И в целом — да, мы спокойно относимся к смерти. Что касается меня лично, главный вопрос, который я себе каждый раз задаю: все ли я сделал, чтобы ее предотвратить?
— Вы когда-то считали количество летальных исходов среди ваших пациентов, лично ваших?
— Нет. Но, наверное, можно прикинуть. Я работал лечащим врачом в отделении реанимации на 12 коек. За год через него проходит 2500 пациентов. Допустим, половину из них так или иначе вел я. Это 1250. Средняя летальность у нас — 20 процентов, умирает каждый пятый, то есть умрет 250 человек.
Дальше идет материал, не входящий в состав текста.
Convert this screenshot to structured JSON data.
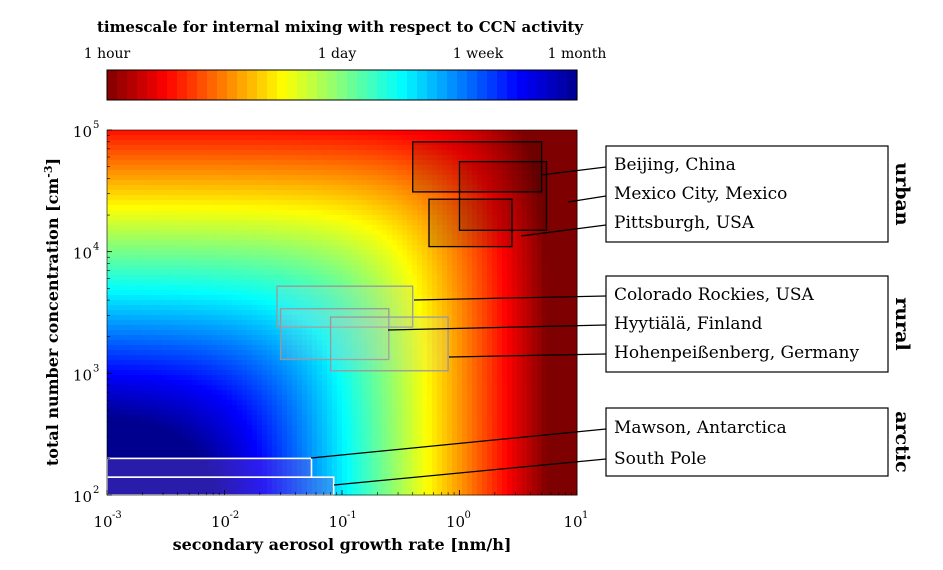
{
  "colorbar": {
    "title": "timescale for internal mixing with respect to CCN activity",
    "tick_labels": [
      "1 hour",
      "1 day",
      "1 week",
      "1 month"
    ],
    "colormap": "jet_reversed",
    "stops": [
      "#7f0000",
      "#ff0000",
      "#ff8000",
      "#ffff00",
      "#80ff80",
      "#00ffff",
      "#0080ff",
      "#0000ff",
      "#00008f"
    ]
  },
  "chart_data": {
    "type": "heatmap",
    "xlabel": "secondary aerosol growth rate [nm/h]",
    "ylabel_main": "total number concentration [cm",
    "ylabel_exp": "-3",
    "ylabel_close": "]",
    "x_scale": "log",
    "y_scale": "log",
    "xlim": [
      0.001,
      10
    ],
    "ylim": [
      100,
      100000
    ],
    "x_ticks": [
      {
        "value": 0.001,
        "base": "10",
        "exp": "-3"
      },
      {
        "value": 0.01,
        "base": "10",
        "exp": "-2"
      },
      {
        "value": 0.1,
        "base": "10",
        "exp": "-1"
      },
      {
        "value": 1,
        "base": "10",
        "exp": "0"
      },
      {
        "value": 10,
        "base": "10",
        "exp": "1"
      }
    ],
    "y_ticks": [
      {
        "value": 100,
        "base": "10",
        "exp": "2"
      },
      {
        "value": 1000,
        "base": "10",
        "exp": "3"
      },
      {
        "value": 10000,
        "base": "10",
        "exp": "4"
      },
      {
        "value": 100000,
        "base": "10",
        "exp": "5"
      }
    ],
    "sites": [
      {
        "name": "Beijing, China",
        "group": "urban",
        "x_range": [
          0.4,
          5
        ],
        "y_range": [
          31000,
          80000
        ],
        "box_color": "#000000"
      },
      {
        "name": "Mexico City, Mexico",
        "group": "urban",
        "x_range": [
          1,
          5.5
        ],
        "y_range": [
          15000,
          55000
        ],
        "box_color": "#000000"
      },
      {
        "name": "Pittsburgh, USA",
        "group": "urban",
        "x_range": [
          0.55,
          2.8
        ],
        "y_range": [
          11000,
          27000
        ],
        "box_color": "#000000"
      },
      {
        "name": "Colorado Rockies, USA",
        "group": "rural",
        "x_range": [
          0.028,
          0.4
        ],
        "y_range": [
          2400,
          5200
        ],
        "box_color": "#999999"
      },
      {
        "name": "Hyytiälä, Finland",
        "group": "rural",
        "x_range": [
          0.03,
          0.25
        ],
        "y_range": [
          1300,
          3400
        ],
        "box_color": "#999999"
      },
      {
        "name": "Hohenpeißenberg, Germany",
        "group": "rural",
        "x_range": [
          0.08,
          0.8
        ],
        "y_range": [
          1050,
          2900
        ],
        "box_color": "#999999"
      },
      {
        "name": "Mawson, Antarctica",
        "group": "arctic",
        "x_range": [
          0.001,
          0.055
        ],
        "y_range": [
          140,
          200
        ],
        "box_color": "#ffffff"
      },
      {
        "name": "South Pole",
        "group": "arctic",
        "x_range": [
          0.001,
          0.085
        ],
        "y_range": [
          100,
          140
        ],
        "box_color": "#ffffff"
      }
    ],
    "groups": [
      "urban",
      "rural",
      "arctic"
    ]
  }
}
Скажем, около половины из них уходит из жизни во время дежурства моих коллег. На мою долю остается 120.
— 120 смертей в год, 10 в месяц. Одна смерть каждые три дня. С вашим, так сказать, участием. Как вы не спиваетесь?
— Нет, не с моим участием — с моим бессилием как врача. Я участвую не в смерти, а в спасении человека, такова моя позиция. А спивается тот, кто понимает, что упустил, недоработал. Если я уверен, что сделал все по максимуму — из-за чего мне пить?
— Какой случай из вашей практики ярче всего иллюстрирует современную реанимацию?
— Недавно была крутая история, связанная с новой технологией насыщения крови кислородом, или экстракорпоральной мембранной оксигенации — ЭКМО. Это была реально тяжелая сочетанная травма с переломом всех ребер в результате ДТП: мощный гидравлический удар, кровоизлияние в легкие, которые были повреждены реберными обломками. Пациентку стабилизировали, но дыхательная недостаточность прогрессировала. Мы пригласили коллег из 52-й больницы. Приехала бригада, подключили нашу девочку к ЭКМО — у их команды самый большой опыт в его использовании. Они больную стабилизировали, забрали к себе, лечили почти две недели — и она начала дышать сама. Но в 52-й больнице нет травматологии, так что мы пациентку вернули к себе и прооперировали ей костные сегменты. Дальше был этап длительной реабилитации, в результате человек встал и пошел! А еще 5 лет назад сказали бы "травма, несовместимая с жизнью". Так что современная реанимация — это прежде всего команда. Без уже набившего оскомину в профессиональных кругах слова "мультидисциплинарность" нам не вытянуть.